Ciudad de cristal (y 3). Literatura

Queda como de Pero Grullo afirmar que Ciudad de cristal es ante todo literatura... si no fuera porque, además de la versión original, plenamente literaria, de esta novela de Paul Auster existe la traducción visual de Paul Karasik y David Mazzucchelli, plenamente literaria también. Y es el caso que intentar establecer en qué sentido es literaria la versión en cómic de Ciudad de cristal, novela gráfica, es una forma de abordar cómo el lenguaje de la historieta, el cómic, configura una de las ramas de la literatura.  



Respecto al carácter literario de la novela Ciudad de cristal, cabe decir que es tan constitutivo que al cabo resulta metaliterario. Es literatura que se alimenta de la literatura. (Más cerca de los Novísimos seguramente que de la Poesía de la Experiencia.) El juego que propone Auster remite en su novela a Don Quijote, Cide Hamete Benengeli, Cervantes, Sancho Panza y hasta el Barbero y el Cura. El trasunto austeriano de esa relación incluye personajes como Daniel Quinn, William Wilson, Paul Auster, Max Work y Peter Stillman. Personajes de personajes. El marco cervantino de las novelas de caballería pasa a ser en Ciudad de cristal el de las novelas de la serie negra. A propósito de estas novelas policíacas, dice el narrador en las primeras páginas del relato, refiriéndose a la precisión y significatividad esencial que predomina en ellas: 
"El centro del libro se desplaza, está en todas partes ... y no se puede trazar ninguna circunferencia hasta que se acaba."
Frase esta que recuerda de nuevo a Borges y, en esta ocasión, a su ensayo "La esfera de Pascal" (en Otras inquisiciones). La sentencia, por cierto, procede a su vez de El libro de los veinticuatro filósofos, un compendio anónimo datado en el siglo XII de nuestra era.

La impronta literaria de Ciudad de cristal no se agota con estas apropiaciones metaculturales (culturalistas) por parte de Auster, que son elementos arquitectónicos de su novela. Hay más. En la consideración de una obra en sí, la literatura, más que cierta actividad, es su resultado. Nos llevaría lejos detallar los valores literarios de la obra Ciudad de cristal.

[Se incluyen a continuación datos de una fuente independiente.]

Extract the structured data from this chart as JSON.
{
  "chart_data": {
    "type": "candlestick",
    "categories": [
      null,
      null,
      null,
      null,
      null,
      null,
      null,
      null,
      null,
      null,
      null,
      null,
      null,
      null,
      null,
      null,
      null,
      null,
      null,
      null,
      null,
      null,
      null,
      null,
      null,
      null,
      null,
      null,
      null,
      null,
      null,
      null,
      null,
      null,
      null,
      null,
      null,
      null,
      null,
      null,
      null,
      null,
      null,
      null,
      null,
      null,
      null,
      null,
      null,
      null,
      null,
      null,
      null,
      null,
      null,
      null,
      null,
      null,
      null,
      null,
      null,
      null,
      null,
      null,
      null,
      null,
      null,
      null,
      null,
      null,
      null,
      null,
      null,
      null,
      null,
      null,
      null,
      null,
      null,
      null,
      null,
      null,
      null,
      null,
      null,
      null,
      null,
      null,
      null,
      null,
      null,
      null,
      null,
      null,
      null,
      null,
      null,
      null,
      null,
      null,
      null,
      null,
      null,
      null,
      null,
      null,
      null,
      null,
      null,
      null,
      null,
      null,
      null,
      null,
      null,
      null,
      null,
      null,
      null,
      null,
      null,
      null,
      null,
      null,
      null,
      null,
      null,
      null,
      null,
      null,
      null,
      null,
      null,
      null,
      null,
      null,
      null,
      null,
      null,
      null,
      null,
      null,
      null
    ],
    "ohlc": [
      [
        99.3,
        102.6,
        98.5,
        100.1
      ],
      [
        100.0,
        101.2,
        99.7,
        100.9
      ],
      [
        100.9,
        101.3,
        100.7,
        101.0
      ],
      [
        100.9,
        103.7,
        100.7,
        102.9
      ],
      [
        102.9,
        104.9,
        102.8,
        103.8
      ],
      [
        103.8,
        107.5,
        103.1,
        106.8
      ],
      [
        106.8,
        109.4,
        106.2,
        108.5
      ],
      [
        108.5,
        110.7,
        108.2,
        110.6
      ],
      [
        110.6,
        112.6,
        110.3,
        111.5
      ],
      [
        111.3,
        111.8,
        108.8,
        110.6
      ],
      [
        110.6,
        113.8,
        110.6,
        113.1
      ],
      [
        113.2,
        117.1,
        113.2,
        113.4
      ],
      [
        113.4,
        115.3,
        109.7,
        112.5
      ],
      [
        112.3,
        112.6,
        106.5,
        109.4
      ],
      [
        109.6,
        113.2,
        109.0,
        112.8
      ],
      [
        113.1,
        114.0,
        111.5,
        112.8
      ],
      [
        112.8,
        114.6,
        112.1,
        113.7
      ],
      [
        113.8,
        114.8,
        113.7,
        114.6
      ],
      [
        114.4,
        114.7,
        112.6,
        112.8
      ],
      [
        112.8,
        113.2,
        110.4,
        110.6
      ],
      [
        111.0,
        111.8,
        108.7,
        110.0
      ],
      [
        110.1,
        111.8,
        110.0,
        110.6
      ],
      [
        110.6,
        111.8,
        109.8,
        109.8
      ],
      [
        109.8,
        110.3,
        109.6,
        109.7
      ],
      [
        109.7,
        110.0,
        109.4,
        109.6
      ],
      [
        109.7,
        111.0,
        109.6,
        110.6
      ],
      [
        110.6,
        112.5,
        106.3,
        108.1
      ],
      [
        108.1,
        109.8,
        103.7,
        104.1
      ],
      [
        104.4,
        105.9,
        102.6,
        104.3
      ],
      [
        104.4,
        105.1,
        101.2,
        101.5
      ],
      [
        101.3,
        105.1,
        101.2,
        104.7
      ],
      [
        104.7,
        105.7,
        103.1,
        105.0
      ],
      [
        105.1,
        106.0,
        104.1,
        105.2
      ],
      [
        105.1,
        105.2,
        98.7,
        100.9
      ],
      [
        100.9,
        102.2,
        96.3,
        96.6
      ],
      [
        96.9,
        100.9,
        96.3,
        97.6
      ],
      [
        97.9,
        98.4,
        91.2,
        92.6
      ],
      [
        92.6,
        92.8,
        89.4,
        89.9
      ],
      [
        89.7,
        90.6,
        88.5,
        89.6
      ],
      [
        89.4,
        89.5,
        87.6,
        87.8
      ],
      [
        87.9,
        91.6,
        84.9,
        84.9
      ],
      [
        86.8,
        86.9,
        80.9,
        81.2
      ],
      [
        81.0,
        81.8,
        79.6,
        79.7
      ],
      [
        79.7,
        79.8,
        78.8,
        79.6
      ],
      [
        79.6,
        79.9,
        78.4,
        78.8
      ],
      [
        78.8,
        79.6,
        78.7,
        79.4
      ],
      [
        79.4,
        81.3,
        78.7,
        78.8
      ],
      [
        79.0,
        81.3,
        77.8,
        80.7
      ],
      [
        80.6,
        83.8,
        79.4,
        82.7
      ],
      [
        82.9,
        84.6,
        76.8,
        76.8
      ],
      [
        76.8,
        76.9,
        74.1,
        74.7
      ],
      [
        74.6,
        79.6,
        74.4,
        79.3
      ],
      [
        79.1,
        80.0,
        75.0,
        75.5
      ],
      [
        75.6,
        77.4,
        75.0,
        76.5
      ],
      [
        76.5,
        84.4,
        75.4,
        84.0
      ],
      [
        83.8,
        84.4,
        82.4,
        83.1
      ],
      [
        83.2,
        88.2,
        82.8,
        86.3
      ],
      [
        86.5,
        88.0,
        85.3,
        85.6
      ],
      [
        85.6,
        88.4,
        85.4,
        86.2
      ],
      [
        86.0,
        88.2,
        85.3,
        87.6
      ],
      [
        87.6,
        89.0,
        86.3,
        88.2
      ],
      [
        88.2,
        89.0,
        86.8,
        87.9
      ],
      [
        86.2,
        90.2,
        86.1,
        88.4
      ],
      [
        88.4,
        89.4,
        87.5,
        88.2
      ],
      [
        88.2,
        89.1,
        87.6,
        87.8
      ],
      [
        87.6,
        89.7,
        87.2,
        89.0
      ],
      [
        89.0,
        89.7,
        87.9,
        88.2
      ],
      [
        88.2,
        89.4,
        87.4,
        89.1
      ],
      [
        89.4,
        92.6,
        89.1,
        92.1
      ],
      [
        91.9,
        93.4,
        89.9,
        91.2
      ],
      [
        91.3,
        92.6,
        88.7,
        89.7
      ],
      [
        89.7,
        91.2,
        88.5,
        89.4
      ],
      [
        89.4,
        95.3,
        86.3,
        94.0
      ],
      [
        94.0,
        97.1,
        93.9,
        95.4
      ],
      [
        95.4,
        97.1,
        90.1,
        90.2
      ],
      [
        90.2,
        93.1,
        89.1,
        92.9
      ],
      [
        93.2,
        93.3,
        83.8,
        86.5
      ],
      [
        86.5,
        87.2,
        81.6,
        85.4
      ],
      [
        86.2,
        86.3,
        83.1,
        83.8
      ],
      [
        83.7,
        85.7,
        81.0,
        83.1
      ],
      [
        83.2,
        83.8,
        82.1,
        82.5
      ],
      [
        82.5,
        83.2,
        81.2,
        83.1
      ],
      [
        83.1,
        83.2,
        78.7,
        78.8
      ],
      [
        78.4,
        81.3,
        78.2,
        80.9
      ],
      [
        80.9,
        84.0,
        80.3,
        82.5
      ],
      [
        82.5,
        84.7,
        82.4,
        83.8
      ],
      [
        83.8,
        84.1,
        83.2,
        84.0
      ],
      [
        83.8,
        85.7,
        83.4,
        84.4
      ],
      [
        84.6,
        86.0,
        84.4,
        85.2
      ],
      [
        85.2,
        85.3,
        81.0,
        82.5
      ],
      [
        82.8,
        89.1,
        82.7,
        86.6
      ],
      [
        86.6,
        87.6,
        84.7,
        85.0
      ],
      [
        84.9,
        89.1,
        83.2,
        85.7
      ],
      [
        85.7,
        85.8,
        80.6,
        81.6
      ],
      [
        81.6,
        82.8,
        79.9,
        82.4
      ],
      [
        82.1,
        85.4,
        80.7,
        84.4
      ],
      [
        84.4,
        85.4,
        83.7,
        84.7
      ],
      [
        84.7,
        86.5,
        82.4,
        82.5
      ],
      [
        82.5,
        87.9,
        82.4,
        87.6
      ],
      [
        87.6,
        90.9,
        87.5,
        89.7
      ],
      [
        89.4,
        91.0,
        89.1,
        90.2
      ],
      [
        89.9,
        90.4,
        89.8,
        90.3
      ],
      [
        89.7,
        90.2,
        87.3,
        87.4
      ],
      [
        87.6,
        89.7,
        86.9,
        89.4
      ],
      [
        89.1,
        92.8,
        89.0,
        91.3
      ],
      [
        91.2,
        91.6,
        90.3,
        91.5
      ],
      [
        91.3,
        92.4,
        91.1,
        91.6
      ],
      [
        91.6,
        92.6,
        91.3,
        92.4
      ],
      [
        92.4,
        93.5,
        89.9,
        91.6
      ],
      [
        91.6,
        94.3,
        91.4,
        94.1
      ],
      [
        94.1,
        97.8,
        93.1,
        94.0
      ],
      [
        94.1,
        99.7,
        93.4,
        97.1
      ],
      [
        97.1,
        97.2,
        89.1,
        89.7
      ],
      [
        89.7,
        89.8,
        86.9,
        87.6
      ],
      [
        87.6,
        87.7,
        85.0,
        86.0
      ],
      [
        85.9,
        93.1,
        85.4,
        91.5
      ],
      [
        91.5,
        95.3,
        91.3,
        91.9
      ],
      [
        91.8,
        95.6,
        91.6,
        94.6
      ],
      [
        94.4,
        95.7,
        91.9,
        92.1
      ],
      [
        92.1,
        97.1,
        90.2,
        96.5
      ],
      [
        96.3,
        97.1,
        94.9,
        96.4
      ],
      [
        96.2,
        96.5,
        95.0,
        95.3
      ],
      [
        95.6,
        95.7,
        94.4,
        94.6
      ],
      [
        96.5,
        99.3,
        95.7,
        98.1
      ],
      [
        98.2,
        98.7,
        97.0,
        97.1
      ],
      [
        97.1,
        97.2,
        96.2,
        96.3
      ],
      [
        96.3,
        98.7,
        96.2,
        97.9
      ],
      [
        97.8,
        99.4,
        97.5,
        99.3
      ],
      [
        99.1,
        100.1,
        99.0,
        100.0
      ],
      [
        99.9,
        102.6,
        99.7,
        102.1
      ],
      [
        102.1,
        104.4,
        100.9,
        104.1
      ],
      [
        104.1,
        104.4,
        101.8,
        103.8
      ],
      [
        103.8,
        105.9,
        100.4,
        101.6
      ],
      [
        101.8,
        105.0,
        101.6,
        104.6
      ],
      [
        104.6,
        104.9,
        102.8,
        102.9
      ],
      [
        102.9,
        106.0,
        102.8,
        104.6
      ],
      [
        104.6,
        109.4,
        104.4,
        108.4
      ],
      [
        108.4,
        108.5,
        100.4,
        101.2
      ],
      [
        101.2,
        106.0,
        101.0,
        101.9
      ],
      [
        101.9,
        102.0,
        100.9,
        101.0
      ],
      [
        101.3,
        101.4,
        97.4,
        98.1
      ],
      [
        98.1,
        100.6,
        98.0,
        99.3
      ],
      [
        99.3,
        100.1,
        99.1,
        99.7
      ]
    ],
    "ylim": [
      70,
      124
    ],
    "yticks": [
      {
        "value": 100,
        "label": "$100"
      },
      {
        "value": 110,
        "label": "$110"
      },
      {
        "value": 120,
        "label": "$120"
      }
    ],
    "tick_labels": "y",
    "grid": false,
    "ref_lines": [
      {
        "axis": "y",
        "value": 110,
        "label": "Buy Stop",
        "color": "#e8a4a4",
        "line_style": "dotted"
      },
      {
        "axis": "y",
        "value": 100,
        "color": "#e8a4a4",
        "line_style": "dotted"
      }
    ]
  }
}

En sentido lato, sin embargo, la literatura trasciende los límites del lenguaje verbal. La poesía visual es el clásico ejemplo que se aduce al respecto. Agustín Fernández Mallo (en Postpoesía) ilustra otra variante de literatura no solo verbal:
"Haiku de la masa en reposo: 
E² = m² c⁴ + p² c², 
si p = 0 (masa en reposo) → 
E = m c²." 
En este sentido amplio, la literatura es un tipo de producción sígnica (semiósica) que procede a través de la elaboración de cadenas significantes. No es literatura, desde luego, cualquier producción de este tipo, sino una clase de ellas, en función de normas y preceptos estilísticos -poiéticos- específicos de cada modalidad. En este sentido, hacen literatura el poeta y el novelista, pero también el jurista, el científico y el historiador, el matemático y el músico, el director cinematográfico y el creativo de publicidad. Y, desde luego, los creadores de cómics.

Y es aquí, en fin, cuando llegamos al tópico de la literatura dibujada (Oscar Masotta), figuración narrativa (Gassiot-Talabot), novela gráfica (Eisner et al.), historieta o cómic sin más.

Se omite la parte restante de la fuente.